Chai

March 22, 2025 [recipes]

A few days ago I discovered an unopened packet of Red Label on the shelf. Amma had bought it when she was here a couple of years ago. Growing up tea always meant milk tea. It's not just milk and tea, it's also sugar. Without sugar, the concoction is, let's say, an acquired taste. A sweetener, though, transforms it into something more - rainy afternoons, cricket, bicycles and the neighborhood. A distant past.

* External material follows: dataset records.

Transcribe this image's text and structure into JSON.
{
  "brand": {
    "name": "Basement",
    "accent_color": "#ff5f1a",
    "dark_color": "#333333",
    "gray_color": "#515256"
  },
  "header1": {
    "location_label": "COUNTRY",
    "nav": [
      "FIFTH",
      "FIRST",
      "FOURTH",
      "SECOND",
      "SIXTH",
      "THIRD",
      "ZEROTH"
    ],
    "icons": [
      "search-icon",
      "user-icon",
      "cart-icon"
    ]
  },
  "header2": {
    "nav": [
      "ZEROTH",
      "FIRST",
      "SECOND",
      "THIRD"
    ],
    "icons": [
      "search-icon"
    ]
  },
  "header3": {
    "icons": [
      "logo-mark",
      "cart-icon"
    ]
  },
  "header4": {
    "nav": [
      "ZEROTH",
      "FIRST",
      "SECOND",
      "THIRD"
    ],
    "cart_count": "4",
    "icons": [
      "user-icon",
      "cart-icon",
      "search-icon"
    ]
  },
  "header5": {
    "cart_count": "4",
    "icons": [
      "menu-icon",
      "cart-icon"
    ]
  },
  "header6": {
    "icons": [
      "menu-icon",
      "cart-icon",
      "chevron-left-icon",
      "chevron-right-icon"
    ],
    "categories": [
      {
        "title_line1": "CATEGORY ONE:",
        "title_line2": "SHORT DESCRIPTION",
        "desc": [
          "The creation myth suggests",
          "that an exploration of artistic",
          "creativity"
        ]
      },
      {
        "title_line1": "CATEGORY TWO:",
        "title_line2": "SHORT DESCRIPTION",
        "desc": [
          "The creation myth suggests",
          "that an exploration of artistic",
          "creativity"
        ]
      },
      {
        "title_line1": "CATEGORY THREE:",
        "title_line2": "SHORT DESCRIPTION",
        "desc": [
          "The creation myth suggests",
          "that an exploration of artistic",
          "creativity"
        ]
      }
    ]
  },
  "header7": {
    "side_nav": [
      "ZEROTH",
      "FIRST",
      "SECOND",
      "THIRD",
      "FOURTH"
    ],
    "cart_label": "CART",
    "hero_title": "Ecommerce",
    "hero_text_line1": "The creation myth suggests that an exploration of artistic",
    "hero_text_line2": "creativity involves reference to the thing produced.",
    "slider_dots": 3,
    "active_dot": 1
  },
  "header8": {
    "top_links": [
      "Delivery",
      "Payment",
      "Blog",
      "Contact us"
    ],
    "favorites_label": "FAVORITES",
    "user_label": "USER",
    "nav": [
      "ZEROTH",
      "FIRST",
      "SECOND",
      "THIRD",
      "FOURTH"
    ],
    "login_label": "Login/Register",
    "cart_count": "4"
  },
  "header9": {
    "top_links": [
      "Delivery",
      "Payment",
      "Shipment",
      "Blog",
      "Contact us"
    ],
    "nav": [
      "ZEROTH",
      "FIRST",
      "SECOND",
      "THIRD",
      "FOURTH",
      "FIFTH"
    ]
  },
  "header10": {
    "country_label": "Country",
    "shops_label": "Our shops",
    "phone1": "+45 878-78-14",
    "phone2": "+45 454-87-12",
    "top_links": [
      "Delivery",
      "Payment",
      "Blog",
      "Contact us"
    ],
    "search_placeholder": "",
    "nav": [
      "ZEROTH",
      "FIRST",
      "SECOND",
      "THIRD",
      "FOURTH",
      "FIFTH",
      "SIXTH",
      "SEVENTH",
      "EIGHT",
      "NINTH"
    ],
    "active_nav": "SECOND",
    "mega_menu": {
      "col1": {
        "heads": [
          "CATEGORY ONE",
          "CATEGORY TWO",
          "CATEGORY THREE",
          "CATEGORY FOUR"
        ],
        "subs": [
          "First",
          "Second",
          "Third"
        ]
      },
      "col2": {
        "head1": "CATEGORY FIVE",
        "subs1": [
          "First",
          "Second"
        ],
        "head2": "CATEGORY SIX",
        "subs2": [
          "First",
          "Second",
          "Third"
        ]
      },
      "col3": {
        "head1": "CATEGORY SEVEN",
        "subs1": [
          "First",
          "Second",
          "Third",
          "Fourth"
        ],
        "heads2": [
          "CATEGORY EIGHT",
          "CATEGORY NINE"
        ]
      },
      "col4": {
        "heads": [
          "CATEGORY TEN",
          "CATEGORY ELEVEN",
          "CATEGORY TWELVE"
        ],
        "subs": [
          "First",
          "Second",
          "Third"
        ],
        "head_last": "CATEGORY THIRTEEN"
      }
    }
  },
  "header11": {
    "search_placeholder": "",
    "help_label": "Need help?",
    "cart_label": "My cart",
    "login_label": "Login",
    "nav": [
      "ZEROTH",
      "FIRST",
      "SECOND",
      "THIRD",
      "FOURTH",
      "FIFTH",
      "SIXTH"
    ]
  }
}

I suddenly had the urge to make tea. So with the help of the internet and an inkling of how Amma would have gone about it, I fumbled around the kitchen. For a novice effort, it didn't taste as bad as I thought it would. The next day I made chai1 once again. Still pretty good. By this time I had already claimed to family and friends that I make some fine tea. I should have qualified the claim with "in my house." After all, I did not really measure the portions when preparing; it was all vibes and whatever the vessels in the kitchen allowed.

This morning I urgently took measurements, and here I am recording the ratio of water to milk and the number of teaspoons I used so I can make perfectly reasonable chai anywhere on the planet.

At the end of the process, there should be between 16 oz and 18 oz of chai. That's more than what two people should need, but also just about enough if a couple were to really enjoy their tea.


FOOTNOTES

  1. I am using chai and tea interchangeably. In India, what goes by chai up north went by tea down south. Still does to a large extent.

  2. Tea in India was first cultivated by the British East India Company in order to get a grip on the outflow of bullion from the Europe to China. Growing tea was a state secret, and gaining access and know-how involved espionage. Amitav Gosh goes into this history in some detail in Smoke and Ashes and Sea of Poppies.